Image of April 15 minimum wage rally by Chris Faraone
So … we woke up this morning, realized it was May Day, checked our email, and saw the press release that we were looking for …
May 1 to feature Fight for $15 rallies in multiple cities
Workers and their allies will advocate for $15 an hour as part of International Workers’ Day
Following the success of the global Fight for $15 rallies on April 15, workers from across industries will continue their collaboration to advocate for a living wage.
May 1, which is globally recognized as a day of action to promote worker rights, will feature actions in Chelsea, East Boston, and Everett as workers rally for an end to poverty wages.
With low wage workers of all stripes rallying just north of Boston this afternoon, we reached out to Gladys Vega, the executive director of the Chelsea Collaborative, to ask what the region has in store for this year’s May Day demonstrations (starting at 3:30pm).
What’s the plan?
I’m going to be in East Boston [Liberty Plaza, 220 Border St.], then we’ll be picking up the crowd at Chelsea City Hall [500 Broadway], then we’ll march to Glendale Park in the City of Everett [Elm and Ferry streets].
These have been pretty huge in years past. Who is on board this time?
It’s a combination of workers. We’ve been doing this for 15 years – the purpose is to create awareness about not allowing workers to be exploited, to make sure every worker is respected with dignity, and that people understnd that in order to live in Massachusetts, we need better wages.
What do you say to people who say that the recent minimum wage hike is enough? What are you still fighting for?
We’re fighting because large companies – the McDonald’s and Burger Kings of the world – have gotten away with too many breaks, and in order for us to get a middle class we have to make sure these low-income jobs are paid better. Because of the bad economy, a lot of people lost their regular jobs, and now regular people like you and I aren’t working, and they’re doing everything they can to get by at these low-paying jobs.
Is there a positive side of things?
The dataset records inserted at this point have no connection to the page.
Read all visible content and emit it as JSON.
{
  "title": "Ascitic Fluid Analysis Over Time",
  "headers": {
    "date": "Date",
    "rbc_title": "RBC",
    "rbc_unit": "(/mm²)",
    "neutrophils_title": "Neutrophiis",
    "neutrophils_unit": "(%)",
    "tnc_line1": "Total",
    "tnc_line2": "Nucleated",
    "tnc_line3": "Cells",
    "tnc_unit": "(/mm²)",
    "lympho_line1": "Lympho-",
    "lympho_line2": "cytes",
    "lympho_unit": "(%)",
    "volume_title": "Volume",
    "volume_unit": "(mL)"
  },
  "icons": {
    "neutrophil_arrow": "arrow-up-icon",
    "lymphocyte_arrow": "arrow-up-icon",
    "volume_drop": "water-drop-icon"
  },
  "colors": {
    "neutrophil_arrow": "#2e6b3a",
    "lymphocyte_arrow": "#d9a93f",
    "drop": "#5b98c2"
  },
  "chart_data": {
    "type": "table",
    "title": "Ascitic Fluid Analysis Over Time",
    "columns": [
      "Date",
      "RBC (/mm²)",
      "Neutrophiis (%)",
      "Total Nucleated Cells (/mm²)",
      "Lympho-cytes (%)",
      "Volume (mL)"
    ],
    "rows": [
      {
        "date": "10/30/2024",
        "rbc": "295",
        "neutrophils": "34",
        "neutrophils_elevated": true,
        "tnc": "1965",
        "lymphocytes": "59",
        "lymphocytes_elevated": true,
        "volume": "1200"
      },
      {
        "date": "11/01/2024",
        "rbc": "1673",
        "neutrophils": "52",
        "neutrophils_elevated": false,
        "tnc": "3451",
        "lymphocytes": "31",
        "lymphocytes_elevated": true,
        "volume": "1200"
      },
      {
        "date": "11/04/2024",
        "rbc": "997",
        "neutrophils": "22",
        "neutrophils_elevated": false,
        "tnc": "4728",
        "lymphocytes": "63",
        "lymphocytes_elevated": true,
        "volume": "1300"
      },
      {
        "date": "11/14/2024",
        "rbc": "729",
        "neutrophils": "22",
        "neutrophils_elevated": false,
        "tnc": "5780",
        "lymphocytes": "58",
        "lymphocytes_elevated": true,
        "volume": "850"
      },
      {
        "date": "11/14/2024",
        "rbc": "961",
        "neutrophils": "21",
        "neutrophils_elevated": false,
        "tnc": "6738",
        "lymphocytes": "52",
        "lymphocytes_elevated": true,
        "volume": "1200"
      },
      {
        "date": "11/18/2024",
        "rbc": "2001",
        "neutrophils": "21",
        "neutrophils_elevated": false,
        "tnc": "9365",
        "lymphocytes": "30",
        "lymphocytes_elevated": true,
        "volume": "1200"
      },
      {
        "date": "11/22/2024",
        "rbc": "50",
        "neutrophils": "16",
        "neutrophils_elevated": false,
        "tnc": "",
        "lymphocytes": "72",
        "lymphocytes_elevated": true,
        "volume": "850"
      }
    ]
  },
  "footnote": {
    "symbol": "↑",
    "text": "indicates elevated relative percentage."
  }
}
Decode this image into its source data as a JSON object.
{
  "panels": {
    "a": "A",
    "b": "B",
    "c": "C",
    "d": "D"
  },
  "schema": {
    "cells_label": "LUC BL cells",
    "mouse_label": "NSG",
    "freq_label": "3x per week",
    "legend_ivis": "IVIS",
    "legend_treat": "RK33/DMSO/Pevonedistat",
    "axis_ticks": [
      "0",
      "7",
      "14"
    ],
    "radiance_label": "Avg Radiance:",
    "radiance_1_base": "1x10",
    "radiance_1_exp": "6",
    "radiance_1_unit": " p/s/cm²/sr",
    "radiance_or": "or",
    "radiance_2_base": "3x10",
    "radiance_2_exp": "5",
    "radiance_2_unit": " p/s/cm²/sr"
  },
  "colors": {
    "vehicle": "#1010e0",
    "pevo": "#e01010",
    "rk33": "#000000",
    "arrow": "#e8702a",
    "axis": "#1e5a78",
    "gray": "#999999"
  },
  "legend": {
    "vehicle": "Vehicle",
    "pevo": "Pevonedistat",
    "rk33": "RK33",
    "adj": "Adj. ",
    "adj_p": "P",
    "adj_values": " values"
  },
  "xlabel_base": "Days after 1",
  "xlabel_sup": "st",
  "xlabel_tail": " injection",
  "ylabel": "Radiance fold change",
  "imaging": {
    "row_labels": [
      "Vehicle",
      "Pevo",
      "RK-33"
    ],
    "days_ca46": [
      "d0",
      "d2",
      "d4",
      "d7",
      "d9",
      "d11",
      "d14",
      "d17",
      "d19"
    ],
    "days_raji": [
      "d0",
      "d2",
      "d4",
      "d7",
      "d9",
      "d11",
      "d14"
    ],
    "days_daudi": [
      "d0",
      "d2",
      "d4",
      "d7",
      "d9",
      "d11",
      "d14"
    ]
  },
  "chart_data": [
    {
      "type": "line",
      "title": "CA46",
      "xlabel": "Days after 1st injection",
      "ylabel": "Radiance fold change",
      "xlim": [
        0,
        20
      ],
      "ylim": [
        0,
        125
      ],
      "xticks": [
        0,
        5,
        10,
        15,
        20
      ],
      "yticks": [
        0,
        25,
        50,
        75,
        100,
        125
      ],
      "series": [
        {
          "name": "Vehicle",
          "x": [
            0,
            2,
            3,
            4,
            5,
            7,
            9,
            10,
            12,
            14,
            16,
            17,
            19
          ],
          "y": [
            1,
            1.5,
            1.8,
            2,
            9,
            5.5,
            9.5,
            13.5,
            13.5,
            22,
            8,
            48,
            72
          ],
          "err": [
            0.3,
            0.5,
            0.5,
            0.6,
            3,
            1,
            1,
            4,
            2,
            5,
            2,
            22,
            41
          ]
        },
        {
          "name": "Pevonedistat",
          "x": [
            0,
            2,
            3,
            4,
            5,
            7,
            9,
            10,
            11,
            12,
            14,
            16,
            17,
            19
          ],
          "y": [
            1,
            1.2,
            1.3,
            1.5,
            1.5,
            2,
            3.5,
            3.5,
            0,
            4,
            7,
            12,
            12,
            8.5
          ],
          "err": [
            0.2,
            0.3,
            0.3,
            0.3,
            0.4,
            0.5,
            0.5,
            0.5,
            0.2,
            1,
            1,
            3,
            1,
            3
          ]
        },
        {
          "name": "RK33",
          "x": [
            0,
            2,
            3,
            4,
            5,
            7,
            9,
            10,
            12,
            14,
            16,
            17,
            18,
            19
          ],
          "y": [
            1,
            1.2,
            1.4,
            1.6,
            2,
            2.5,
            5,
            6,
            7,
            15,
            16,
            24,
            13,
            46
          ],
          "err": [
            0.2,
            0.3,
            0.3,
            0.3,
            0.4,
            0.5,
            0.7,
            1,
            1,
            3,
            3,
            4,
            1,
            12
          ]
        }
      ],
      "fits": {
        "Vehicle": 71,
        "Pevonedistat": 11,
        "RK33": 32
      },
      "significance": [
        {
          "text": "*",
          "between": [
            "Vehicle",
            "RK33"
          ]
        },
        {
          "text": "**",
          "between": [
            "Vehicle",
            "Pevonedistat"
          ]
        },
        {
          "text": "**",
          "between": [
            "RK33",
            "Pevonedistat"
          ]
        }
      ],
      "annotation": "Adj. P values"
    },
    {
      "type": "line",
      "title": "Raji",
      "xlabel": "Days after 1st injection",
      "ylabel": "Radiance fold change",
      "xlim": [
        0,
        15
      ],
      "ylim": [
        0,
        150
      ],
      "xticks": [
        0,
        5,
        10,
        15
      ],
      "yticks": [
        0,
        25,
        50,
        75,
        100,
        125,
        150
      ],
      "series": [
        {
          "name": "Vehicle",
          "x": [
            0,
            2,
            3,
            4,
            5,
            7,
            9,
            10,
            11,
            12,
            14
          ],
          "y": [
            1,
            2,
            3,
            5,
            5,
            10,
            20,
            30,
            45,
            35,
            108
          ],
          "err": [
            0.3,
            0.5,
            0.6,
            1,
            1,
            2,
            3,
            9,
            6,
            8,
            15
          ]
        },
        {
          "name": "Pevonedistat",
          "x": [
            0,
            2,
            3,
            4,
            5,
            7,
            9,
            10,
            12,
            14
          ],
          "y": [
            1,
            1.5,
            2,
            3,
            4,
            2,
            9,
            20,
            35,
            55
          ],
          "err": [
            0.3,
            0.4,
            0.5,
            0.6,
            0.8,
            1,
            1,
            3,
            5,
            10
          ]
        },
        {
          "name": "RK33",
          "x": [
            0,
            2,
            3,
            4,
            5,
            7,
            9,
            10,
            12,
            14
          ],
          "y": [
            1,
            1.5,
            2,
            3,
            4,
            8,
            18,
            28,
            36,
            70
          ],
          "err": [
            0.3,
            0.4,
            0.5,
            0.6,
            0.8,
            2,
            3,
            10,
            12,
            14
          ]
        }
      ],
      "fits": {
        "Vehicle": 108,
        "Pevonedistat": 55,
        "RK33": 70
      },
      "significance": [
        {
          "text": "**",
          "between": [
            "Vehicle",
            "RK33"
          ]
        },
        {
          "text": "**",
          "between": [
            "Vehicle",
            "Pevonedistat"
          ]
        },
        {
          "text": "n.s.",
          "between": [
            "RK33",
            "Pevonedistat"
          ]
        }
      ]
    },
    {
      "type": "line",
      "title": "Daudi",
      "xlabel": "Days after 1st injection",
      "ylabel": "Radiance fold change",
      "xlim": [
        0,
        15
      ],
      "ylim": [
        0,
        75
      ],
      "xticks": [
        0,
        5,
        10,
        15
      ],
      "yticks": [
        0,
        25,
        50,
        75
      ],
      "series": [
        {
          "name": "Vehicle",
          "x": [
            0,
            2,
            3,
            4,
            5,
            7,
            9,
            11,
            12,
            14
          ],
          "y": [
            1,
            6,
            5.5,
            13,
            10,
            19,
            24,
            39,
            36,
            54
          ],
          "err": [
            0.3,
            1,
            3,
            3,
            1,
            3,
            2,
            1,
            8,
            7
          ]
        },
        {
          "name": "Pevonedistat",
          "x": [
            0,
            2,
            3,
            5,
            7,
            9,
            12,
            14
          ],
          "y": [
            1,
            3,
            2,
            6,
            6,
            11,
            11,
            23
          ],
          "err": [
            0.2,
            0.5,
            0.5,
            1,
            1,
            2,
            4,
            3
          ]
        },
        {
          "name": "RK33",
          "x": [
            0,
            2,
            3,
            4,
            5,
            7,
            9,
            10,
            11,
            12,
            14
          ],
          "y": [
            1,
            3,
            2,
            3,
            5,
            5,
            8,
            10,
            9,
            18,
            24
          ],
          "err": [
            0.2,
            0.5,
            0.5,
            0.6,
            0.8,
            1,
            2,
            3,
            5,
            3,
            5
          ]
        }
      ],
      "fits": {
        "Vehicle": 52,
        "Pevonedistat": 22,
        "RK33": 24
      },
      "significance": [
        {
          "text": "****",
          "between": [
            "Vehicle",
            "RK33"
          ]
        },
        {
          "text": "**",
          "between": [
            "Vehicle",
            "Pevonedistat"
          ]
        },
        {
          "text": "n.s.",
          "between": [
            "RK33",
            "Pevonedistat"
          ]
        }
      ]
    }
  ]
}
The labor movement around Greater Boston, particularly that involving service workers, seems to be gaining momentum.
I think it’s going fabulous. The recent increase is a way of showing [politicians] are intending on doing the right thing. I just think we have to organize more, and we will with all of the voters who collected those signatures to make that happen (Ed. note: State legislators only budged on the minimum wage issue after labor groups raised hell on the ground). We’re in a critical time, and we’re creating that awareness that the one percent isn’t going to get away with everything. The organized work force is standing up.
How does this all tie in with the history of May Day?
When May Day was organized back then [in the 1880s], it was for the eight-hour day. And here we are, decades after, fighting for similar issues. If we would have increased wages on a regular basis we wouldn’t have the same problems we have now. They’ve ignored a whole society for decades. It’s been oppression, not taking people out of poverty.
We don’t want a favor. We want to work to bring ourselves out of poverty. We’re holding people accountable.